Das sind die Menschen, die zu Sr. Sandra kommen. „Für einfache Fragen gibt es genug Stellen, wo man hingehen kann. Aber wenn es wirklich schwierig ist, dann schicke ich die Menschen zu Ihnen!“ meinte einmal eine Mutter, deren Abschiebetermin bereits feststand und die dann doch bleiben konnte. „Wenn niemand mehr helfen kann, dann braucht man Allah. Und der ist bei Ihnen!“ sagte ihr ein muslimischer Flüchtling, der große Angst um seine Familie hatte.
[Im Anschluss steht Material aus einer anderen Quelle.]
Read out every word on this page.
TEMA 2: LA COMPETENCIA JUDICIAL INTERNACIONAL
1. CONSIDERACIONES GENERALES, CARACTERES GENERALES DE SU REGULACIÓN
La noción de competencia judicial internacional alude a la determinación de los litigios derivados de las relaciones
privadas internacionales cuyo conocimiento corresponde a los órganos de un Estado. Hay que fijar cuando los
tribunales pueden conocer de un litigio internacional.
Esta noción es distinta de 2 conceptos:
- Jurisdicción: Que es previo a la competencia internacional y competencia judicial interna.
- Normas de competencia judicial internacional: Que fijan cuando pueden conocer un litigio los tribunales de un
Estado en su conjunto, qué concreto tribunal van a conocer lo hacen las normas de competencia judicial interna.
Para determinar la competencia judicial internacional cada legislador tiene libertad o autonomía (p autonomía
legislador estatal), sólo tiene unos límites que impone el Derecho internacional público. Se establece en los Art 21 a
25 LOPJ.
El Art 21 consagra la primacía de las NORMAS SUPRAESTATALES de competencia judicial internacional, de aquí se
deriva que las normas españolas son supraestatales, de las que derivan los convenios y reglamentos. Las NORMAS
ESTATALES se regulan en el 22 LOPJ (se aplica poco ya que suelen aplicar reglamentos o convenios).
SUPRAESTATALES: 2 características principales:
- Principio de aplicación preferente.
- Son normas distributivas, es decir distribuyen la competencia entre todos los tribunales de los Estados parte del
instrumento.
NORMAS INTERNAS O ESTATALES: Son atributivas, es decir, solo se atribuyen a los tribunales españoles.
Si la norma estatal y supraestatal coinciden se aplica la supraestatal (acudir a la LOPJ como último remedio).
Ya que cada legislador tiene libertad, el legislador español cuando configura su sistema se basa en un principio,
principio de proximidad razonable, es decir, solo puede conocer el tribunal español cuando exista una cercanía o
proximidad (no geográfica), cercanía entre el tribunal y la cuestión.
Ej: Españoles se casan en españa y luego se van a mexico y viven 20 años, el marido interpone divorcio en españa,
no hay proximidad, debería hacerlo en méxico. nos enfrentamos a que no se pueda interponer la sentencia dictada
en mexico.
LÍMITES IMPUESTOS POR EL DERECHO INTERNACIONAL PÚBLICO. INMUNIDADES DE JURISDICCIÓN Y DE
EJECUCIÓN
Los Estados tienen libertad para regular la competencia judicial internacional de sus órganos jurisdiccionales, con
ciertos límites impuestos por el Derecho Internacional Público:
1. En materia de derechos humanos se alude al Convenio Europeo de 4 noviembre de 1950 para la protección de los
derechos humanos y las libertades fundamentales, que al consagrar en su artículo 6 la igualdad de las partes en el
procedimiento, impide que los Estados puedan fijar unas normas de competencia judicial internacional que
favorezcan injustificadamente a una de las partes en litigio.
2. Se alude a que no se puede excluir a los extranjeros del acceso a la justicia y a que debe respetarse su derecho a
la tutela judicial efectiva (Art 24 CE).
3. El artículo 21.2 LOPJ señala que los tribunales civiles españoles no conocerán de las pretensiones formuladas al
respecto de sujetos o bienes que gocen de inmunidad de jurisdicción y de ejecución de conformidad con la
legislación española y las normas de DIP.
Alle hoffen auf Auswege aus ihren Sackgassen. Nicht immer findet sich der erhoffte Weg. Doch selbst, wenn die Grundsituation nicht zu ändern ist, verlassen die Ratsuchenden den Raum gestärkt und voller Dankbarkeit. Sie wissen: Ihre Not wurde gehört und liegt nun in Gottes Hand.
Um in diesen Situationen „Pilger der Hoffnung“ zu sein, versucht Sr. Sandra, den Weg der Hoffnungslosigkeit und Angst ein Stück weit mitzugehen und lädt dazu ein, den Abzweigungen der Stärkung und des Lichtes zu folgen – Perspektiven zu wechseln und die Flüchtlinge durch ein tieferes Verständnis ihrer Lage handlungsfähig zu machen. Dazu braucht es eine gute Portion der Offenheit für andere Kulturen und Denkweisen, fundiertes rechtliches Wissen und eine gute Kenntnis behördlicher Zuständigkeiten. Dann kann es mit viel Einfühlungsvermögen und Fingerspitzengefühl gelingen, zwischen den Welten der Flüchtlinge, der allgemeinen deutschen Realität und den bürokratischen Anforderungen zu vermitteln. Der Heilige Geist ist da manchmal der beste Übersetzer!
Dieser Einsatz in der Völkerverständigung steht ganz in der Tradition des seligen Bischofs Georg Matulaitis, des Gründers der Eucharistinerinnen: Seine humanitären Hilfsangebote im kriegsgeplagten Osteuropa zu Beginn des 20. Jahrhunderts sollten immer allen Notleidenden, ungeachtet ihrer Herkunft, zuteilwerden. Er hatte dabei immer die Einheit der Völker in ihrer Vielfalt im Sinn und pflegte eine große Wertschätzung gegenüber allen Sprachen und Traditionen in seinem Bistum. Damit trug er viel zur Anbahnung von Frieden und Wegen der Versöhnung bei.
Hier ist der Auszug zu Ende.